One of those is just how on-the-nose and obviously conflicting with reality DC’s symbolic landscape is. How the cultural value rhetoric at all of the monuments— not even just the monuments, Armin brought up the VA as an example because they had some inscription about caring for those who fight, their widow, and their orphan (I Googled this, and it’s an Abraham Lincoln quote) but we know veterans aren’t supported the way we often talk about from a cultural value perspective— about justice and freedom and whatever isn’t even close to what values we uphold IRL.
Saturday and Sunday #2 (kind of)
I could be patient and wait to finish this newsletter-meets-blog after I’ve experienced Saturday and Sunday #2, but I’m going to leave something for myself here. I’m already block-scheduling my time for the next week and a half to make sure all my shit gets done. We’re rolling into week 10 of 15, so we’re getting towards the finish line. I will be crawling and dragging my body to the end— I just need prayers that I make an 80 in Stats and don’t need to repeat it come fall semester.
I’m going to spend my weekend setting myself up for success for these last few weeks. Hopefully, I will receive good news soon about my summer research plans. I have two projects— one for my artistic methods fellowship and the other for my social justice fellowship— that I want to make some progress on. For my social justice fellowship, we are asked to propose a longer-term project that we’ll work on in the year following our programming. I’m planning to create hypothetical syllabi at the intersections of Sociology and Public History for future classes I might teach. I don’t have any fancy titles yet, but I imagine myself teaching a class on Black public intellectuals, a place-based/field-trip-heavy course on public history, symbolic landscapes, and community museums, and definitely a class on social justice scholarship.
My artistic methods fellowship has been more nebulous, but it has challenged me to think a lot more creatively about how I approach my social science research.
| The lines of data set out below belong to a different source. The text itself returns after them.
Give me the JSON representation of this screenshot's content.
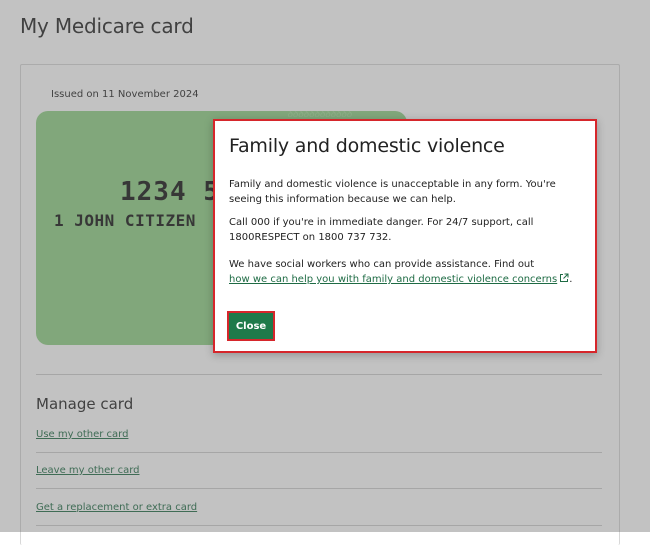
{
  "page": {
    "title": "My Medicare card"
  },
  "card": {
    "issued": "Issued on 11 November 2024",
    "number_visible": "1234 56",
    "name_line": "1 JOHN CITIZEN",
    "color": "#8fd085"
  },
  "manage": {
    "heading": "Manage card",
    "links": [
      "Use my other card",
      "Leave my other card",
      "Get a replacement or extra card"
    ]
  },
  "modal": {
    "title": "Family and domestic violence",
    "paragraph1": "Family and domestic violence is unacceptable in any form. You're seeing this information because we can help.",
    "paragraph2": "Call 000 if you're in immediate danger. For 24/7 support, call 1800RESPECT on 1800 737 732.",
    "paragraph3_text": "We have social workers who can provide assistance. Find out",
    "paragraph3_link": "how we can help you with family and domestic violence concerns",
    "paragraph3_end": ".",
    "link_icon": "external-link-icon",
    "close_label": "Close"
  },
  "colors": {
    "accent_green": "#1e7a4a",
    "link_green": "#1e6b44",
    "highlight_red": "#d6262b"
  }
}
I get to work with undergrads this semester in an action lab to create mock-ups for future public-facing projects and exhibitions related to the virality of racial terror. I notice, even in facilitating the action lab, that my ideas about what public-facing scholarship can be are much more nontraditional and artistic, and it doesn’t take away the rigor of the data and stories we are presenting but instead allows us to think about urgency, impact, and audience in ways that I don’t often find traditional work considering deeply. I like having the opportunity to stretch what I think of as “rigorous” scholarship and to find creative applications of work that otherwise might be read only by people like me at an institution. It makes me feel hopeful for my future work and excited by the possibilities.
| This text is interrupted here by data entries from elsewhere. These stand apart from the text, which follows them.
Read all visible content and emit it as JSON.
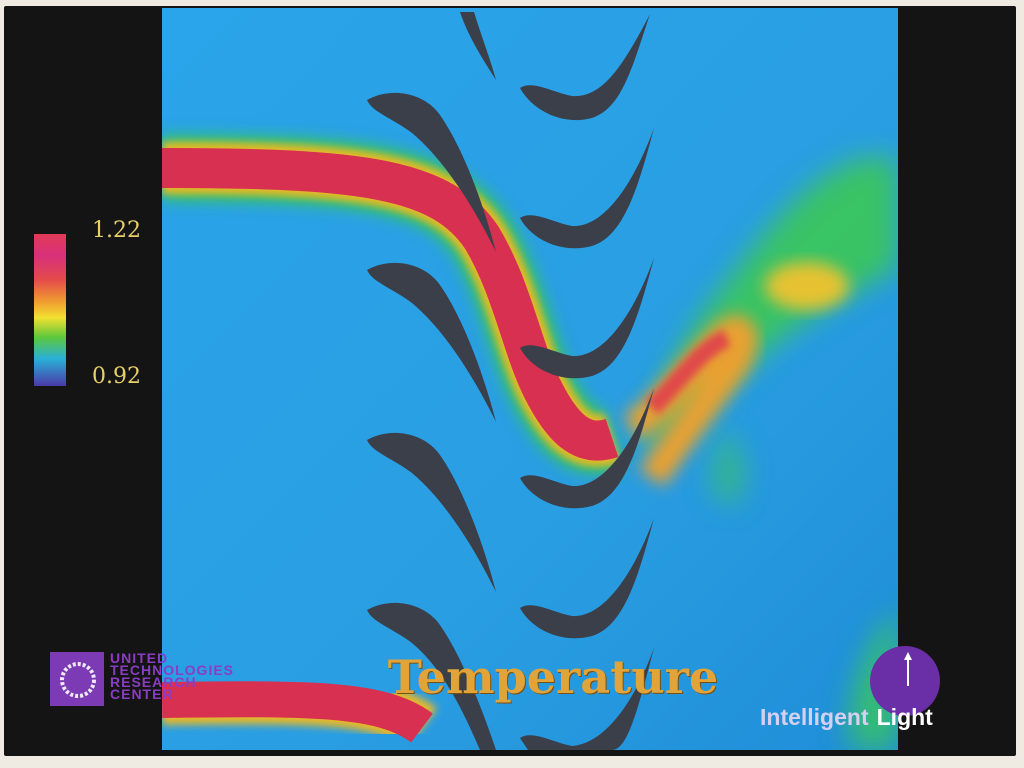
{
  "scale": {
    "max_label": "1.22",
    "min_label": "0.92",
    "colors": [
      "#e23a56",
      "#d8307a",
      "#e44a4a",
      "#f0a030",
      "#f2e030",
      "#5cc83c",
      "#2ab0d8",
      "#4a3aa8"
    ]
  },
  "title": "Temperature",
  "logo_left": {
    "lines": [
      "UNITED",
      "TECHNOLOGIES",
      "RESEARCH",
      "CENTER"
    ],
    "icon": "swirl-logo-icon",
    "color": "#7c3ab4"
  },
  "logo_right": {
    "word1": "Intelligent",
    "word2": "Light",
    "icon": "globe-logo-icon",
    "color": "#6a2ea6"
  },
  "colors": {
    "background_field": "#2aa0e6",
    "blade": "#3a3f4a",
    "hot_streak": "#d8304e"
  }
}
I thought I’d feel more dread about this weekend approaching, but as I’m reflecting on my break I’m realizing that I still have a lot to look forward to. I can hang on for five-ish more weeks.
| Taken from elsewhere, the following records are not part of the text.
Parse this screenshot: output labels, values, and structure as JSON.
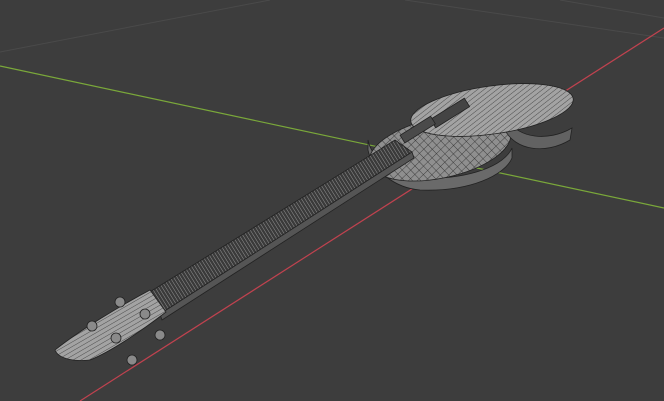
{
  "viewport": {
    "background_color": "#3d3d3d",
    "grid_color": "#4a4a4a",
    "x_axis_color": "#c0424f",
    "y_axis_color": "#7aa83a",
    "mesh_fill_color": "#9a9a9a",
    "mesh_shadow_color": "#5a5a5a",
    "wire_color": "#222222",
    "object": "guitar-wireframe-mesh"
  }
}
The CycleBar format is usually this: 25-30 minutes of in and out of saddle spin with choreography that simulates going up and down hills on a bike, then a song-length set of arm exercises while spinning your legs with weighted arm bars, and about 10-15 more minutes of in and out of saddle spin to finish hard and cool you down. It’s kind of nice to stick to the format because eventually your body just knows and the 45 minutes is over before you know it. On the worst days, though, its monotonous and the songs are all bad and the cycle star motivational monologue (read: unnecessarily oversharing) makes you wanna gag.